The fear is that as long as outreach isn't coming out, people won't sign up as much, and since people who are more likely to be sick or have pre-existing conditions are the ones who will likely sign up no matter what, while healthy people may not be as inclined to sign up, this could lead to higher premiums in the health insurance markets.

President Trump frequently expressed a desire to "let Obamacare implode" in order to push Democrats to the negotiating table to repeal the health law.
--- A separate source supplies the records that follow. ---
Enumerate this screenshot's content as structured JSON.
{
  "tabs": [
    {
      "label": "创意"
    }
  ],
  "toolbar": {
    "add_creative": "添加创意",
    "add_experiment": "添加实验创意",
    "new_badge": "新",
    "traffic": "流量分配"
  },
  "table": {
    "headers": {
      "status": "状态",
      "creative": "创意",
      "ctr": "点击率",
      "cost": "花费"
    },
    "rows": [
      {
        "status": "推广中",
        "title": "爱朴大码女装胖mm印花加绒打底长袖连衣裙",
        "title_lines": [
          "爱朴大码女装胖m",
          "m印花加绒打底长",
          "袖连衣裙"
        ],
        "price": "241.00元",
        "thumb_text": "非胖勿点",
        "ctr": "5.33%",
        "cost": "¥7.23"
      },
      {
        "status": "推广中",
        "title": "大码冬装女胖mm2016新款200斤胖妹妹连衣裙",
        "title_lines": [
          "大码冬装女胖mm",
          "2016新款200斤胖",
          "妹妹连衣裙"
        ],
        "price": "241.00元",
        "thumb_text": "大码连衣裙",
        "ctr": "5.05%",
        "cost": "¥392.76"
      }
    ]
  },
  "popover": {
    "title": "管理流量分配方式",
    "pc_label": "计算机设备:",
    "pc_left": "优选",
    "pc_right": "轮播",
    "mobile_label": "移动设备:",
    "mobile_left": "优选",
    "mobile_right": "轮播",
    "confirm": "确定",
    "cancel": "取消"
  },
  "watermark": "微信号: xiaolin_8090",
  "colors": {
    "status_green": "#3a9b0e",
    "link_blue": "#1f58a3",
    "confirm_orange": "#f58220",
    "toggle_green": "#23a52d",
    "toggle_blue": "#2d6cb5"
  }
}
And some fans of the Affordable Care Act accuse him of doing just that, pushing up premiums in order to make people unhappy with the law (even as polls have shown increased support for the ACA since Trump took office).

Already, the Congressional Budget Office has estimated that uncertainty about the fate of the law will likely lead to a 15 percent spike in health care premiums, as questions of whether the law would be repealed, or if the Trump administration would cut off Cost Sharing Reduction payments to insurance companies, lead to difficulties in business decision-making by insurers.

But the president's strategy of perhaps trying to sabotage the health care system to make it work less well doesn't seem like it will work for him politically. For one thing, it looks like Obamacare repeal really is dead (again), so the pressure of an embattled health care system the president hopes for will be all for naught. But beyond that, a poll from the Kaiser Family Foundation in April found that voters would blame Republicans if Obamacare fails.

If Trump really is trying to make Obamacare function less well, it's a strange strategy. For one thing, people's health premiums going up doesn't seem to be a reason that they would support a bill that would cut off subsidies they pay for health premiums. But with Trump seemingly unable to do anything about the problem his administration is seemingly making worse, it becomes hard to argue that his administration would be better for people's health care concerns than a Democratic one. All that he would do is just raise people's health care costs, and when people are unhappy about their economic well-being, they'll probably end up voting against the president.